This past Sunday evening, a massive shockwave slammed into the magnetic field of Earth, effectively cracking the magnetosphere which protects the planet from extreme radiation.
Known as the geomagnetic field, Earth’s magnetic field stretches from the core of the planet all the way out multiple thousands of miles into space. A series of electric currents spawned due to various convection currents caused by molten iron and nickel in the outer core of Earth create a powerful magnetic field around the planet. The power from the magnetic field can have massive effects on weather patterns and all global-scale communication.”
“The shock wave may have been a CME emitted last week by sunspot AR3165 during its hyperactive flurry of solar flares,” explained SpaceWeather.com.
CME WATCH – 2022.12.19: A series of spectacular CMEs off the west limb. The question is though are any of them well placed to send a geomagnetic storm towards Earth? WE'll have to wait for the heliospheric models to see the probability forecast. pic.twitter.com/40D2DdGJ17
— Keith Strong (@drkstrong) December 20, 2022
These types of shockwaves are most often associated with more extreme solar storms. As explained by Live Science, the largest solar storm ever recorded took place back in 1859. Now called the Carrington Event, the massive storm is thought have released an amount of energy equivalent to the explosions of 10 billion 1-megaton atomic bombs, destroying entire telegraph systems all over the planet.
Just last week, M-class solar flares slammed into the planet. Solar Flares travel at the speed of light, hitting the planet in just under eight minutes after departing the edge of the sun. X-class flares are marked as the most powerful type of solar flares with M-class being just behind them.

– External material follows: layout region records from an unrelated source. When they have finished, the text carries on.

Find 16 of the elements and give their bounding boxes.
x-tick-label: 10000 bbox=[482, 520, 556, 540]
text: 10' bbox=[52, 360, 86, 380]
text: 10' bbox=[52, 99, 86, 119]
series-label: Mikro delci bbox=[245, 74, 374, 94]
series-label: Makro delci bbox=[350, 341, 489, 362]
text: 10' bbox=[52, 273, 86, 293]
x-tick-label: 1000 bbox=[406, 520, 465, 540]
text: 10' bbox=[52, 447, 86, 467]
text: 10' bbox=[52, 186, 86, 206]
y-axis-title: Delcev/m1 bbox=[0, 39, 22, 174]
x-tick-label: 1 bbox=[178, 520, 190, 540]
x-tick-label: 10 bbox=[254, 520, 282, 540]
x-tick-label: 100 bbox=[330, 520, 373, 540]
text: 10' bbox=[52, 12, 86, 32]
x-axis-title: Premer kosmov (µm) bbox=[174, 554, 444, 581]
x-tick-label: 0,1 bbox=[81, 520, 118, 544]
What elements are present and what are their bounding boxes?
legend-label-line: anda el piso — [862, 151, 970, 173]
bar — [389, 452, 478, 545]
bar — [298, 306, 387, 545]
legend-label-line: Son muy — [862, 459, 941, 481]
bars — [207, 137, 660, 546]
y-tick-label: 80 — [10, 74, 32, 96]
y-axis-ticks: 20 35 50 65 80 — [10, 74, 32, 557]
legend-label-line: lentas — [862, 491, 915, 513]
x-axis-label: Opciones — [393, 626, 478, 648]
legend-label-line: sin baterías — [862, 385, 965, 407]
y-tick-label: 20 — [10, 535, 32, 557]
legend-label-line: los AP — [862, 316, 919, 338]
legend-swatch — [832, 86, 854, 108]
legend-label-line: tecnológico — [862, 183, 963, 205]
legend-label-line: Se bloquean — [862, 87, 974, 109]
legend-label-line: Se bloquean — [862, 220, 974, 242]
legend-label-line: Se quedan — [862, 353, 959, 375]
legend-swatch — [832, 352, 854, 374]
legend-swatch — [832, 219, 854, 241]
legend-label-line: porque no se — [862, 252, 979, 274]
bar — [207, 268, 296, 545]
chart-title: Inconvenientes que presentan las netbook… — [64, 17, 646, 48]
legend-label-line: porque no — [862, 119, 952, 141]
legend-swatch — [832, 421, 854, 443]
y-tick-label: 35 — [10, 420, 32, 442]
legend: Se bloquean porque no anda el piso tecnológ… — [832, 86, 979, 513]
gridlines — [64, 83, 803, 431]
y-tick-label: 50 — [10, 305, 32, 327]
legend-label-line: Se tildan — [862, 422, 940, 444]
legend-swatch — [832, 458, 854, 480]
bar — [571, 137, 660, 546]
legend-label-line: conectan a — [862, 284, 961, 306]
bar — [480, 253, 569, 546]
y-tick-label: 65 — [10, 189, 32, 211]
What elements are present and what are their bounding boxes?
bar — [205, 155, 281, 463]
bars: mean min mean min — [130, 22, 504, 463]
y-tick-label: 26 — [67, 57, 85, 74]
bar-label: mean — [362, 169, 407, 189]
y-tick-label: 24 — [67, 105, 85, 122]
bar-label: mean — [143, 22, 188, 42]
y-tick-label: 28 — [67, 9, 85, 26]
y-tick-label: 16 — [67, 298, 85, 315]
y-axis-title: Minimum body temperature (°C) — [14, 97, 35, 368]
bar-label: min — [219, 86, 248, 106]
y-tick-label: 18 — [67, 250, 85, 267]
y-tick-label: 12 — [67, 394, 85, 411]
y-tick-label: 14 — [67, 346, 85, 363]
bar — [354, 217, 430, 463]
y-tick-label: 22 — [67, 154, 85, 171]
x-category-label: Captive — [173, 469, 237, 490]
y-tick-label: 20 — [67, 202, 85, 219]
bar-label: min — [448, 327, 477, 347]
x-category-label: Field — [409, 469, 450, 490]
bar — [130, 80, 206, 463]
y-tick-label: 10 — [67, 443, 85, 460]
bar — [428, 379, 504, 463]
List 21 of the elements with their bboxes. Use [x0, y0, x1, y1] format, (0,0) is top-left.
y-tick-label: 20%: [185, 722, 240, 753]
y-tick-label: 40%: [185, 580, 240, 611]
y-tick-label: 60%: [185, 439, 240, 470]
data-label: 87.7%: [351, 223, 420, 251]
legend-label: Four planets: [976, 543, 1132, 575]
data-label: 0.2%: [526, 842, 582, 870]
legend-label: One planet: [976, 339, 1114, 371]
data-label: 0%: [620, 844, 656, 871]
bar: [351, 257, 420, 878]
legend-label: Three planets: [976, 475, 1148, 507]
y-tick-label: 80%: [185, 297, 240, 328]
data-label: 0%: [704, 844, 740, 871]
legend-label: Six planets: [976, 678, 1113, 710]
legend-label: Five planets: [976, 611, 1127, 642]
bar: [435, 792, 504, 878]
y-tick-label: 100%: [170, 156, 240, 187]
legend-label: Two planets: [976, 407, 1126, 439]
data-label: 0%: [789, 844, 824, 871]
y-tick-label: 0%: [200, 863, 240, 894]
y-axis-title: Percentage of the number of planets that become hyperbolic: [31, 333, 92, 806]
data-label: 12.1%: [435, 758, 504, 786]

Currently, the sun is moving into the most active section of its standard 11-year solar cycle with its peak activity thought to take place in 2025. After the string of solar flares from last week, Keith Strong, a solar physicist, spoke out in warning to say, “THREE MORE M FLARES: An M6, M3 and M2 all from AR3165.That makes 8 M flares so far today. They seem to be getting bigger, is an X flare in the offing? Stay tuned.”
THREE MORE M FLARES: An M6, M3 and M2 all from AR3165. That makes 8 M flares so far today. They seem to be getting bigger, is an X flare in the offing? Stay tuned. pic.twitter.com/pjpbRhfTYo
— Keith Strong (@drkstrong) December 14, 2022
To imagine the magnetic field of the planet, one could think about a bar magnet with the planet aligned with the poles of the Earth. Magnetic poles are located in the areas where the magnetic lines of attraction go back into Earth. The magnetic north pole sits close to Ellesmere Island in Northern Canada.
A planet can create a magnetic field if its rotation moves at a fast enough pace, the planet contains a fluid medium that can conduct electricity, and has a core sporting an energy course that generates convection currents, explained experts from National Geographic.